Many dogs occasionally eat grass, which may provide vitamins that your puppy craves. Your pup might also simply like the taste. Besides, some canines seem to be omnivorous, so they may benefit from eating safe vegetables and fruits, like lettuces, apple slices, and blueberries. It’s not unusual for them to relish carrots or broccoli as well, so grass eating shouldn’t come as a huge surprise.
Dogs may also eat grass to stimulate vomiting when they feel bad. An empty tummy can prompt an upset stomach that encourages a pup to chew grass to soothe the feeling. If this continues for a couple of days, though, the illness may be serious and a trip to your vet is in order. Occasional grazing typically isn’t a cause for concern unless it develops into gnawing on poisonous plants.
Dirt’s Hidden Treasures
Some puppies seem to be drawn to different kinds of dirt or want to chew rocks. This isn’t entirely odd because wild animals occasionally target soils, such as clay, that absorb toxins. Parrots in the wild, for instance, eat mineral-rich dirt to supplement their diet. It’s not quite clear if that type of instinct is behind a puppy’s urge to target dirty delights, though.
It’s possible that smell plays a role in the attraction. That’s particularly true if some other critter has urine marked the area.
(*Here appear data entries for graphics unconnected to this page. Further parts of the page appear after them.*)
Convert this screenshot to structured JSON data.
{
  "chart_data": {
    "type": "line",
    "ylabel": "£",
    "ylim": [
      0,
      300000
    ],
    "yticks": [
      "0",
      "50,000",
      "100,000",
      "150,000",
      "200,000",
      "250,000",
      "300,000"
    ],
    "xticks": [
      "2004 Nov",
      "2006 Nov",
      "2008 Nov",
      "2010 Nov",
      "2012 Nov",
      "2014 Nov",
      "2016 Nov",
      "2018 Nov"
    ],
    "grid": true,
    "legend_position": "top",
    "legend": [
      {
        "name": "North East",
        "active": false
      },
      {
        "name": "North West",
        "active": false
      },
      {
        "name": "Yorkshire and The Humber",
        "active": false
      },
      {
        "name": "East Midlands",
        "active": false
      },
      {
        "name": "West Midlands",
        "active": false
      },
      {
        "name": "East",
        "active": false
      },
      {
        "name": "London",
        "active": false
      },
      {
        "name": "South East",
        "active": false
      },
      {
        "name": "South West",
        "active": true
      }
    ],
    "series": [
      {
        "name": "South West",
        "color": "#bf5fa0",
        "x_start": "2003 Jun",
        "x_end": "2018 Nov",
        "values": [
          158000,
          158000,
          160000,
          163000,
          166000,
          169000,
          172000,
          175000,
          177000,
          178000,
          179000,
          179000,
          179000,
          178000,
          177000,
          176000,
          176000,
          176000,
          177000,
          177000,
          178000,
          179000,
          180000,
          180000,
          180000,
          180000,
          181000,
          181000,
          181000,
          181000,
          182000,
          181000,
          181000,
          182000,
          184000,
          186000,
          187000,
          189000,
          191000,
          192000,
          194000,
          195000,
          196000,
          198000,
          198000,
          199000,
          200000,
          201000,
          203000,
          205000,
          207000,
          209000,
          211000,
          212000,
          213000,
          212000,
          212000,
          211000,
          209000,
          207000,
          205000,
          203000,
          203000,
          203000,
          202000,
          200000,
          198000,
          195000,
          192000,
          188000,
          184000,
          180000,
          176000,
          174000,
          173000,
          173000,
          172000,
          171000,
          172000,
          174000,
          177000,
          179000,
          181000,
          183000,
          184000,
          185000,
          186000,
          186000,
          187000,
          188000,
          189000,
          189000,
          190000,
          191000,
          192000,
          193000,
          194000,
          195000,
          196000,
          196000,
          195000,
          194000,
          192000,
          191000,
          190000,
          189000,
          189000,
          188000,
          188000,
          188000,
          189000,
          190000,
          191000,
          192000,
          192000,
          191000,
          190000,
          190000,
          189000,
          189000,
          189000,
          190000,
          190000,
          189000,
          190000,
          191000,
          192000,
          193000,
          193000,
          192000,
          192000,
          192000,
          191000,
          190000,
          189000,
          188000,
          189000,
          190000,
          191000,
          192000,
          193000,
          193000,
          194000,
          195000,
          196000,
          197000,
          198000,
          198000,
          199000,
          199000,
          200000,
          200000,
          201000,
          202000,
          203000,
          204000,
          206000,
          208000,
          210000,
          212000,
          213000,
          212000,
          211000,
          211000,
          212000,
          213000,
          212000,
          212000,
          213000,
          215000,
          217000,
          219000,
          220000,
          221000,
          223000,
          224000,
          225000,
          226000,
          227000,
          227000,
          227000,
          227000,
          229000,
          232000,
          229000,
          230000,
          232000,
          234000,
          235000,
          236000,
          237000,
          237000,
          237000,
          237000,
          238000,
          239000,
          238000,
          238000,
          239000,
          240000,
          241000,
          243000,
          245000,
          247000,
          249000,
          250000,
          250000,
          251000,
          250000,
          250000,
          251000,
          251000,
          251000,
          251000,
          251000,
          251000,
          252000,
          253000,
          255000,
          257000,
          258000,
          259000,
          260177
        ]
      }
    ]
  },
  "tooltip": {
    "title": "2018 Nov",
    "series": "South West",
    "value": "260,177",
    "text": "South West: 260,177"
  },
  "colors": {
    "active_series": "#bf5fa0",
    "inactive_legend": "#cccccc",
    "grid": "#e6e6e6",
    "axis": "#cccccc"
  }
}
Puppies may taste the dirt to better understand what the message says.
Some dogs may prefer specific areas, such as mulch piles that may have a mushroom-like aroma or taste. Too much dirt munching can stop up your puppy’s innards, but an occasional taste probably won’t cause issues.
People whose dogs eat feces find it to be a disgusting habit, and it’s very common in puppies. Pups may be particularly drawn to snack on cat box nuggets, cow patties, or horse droppings. Some of these animals don’t always completely digest their food, so there may still be nutrients left in their waste. This behavior should definitely be discouraged, though, because any feces may harbor harmful parasites. The good news is that many dogs grow out of poop eating as they mature.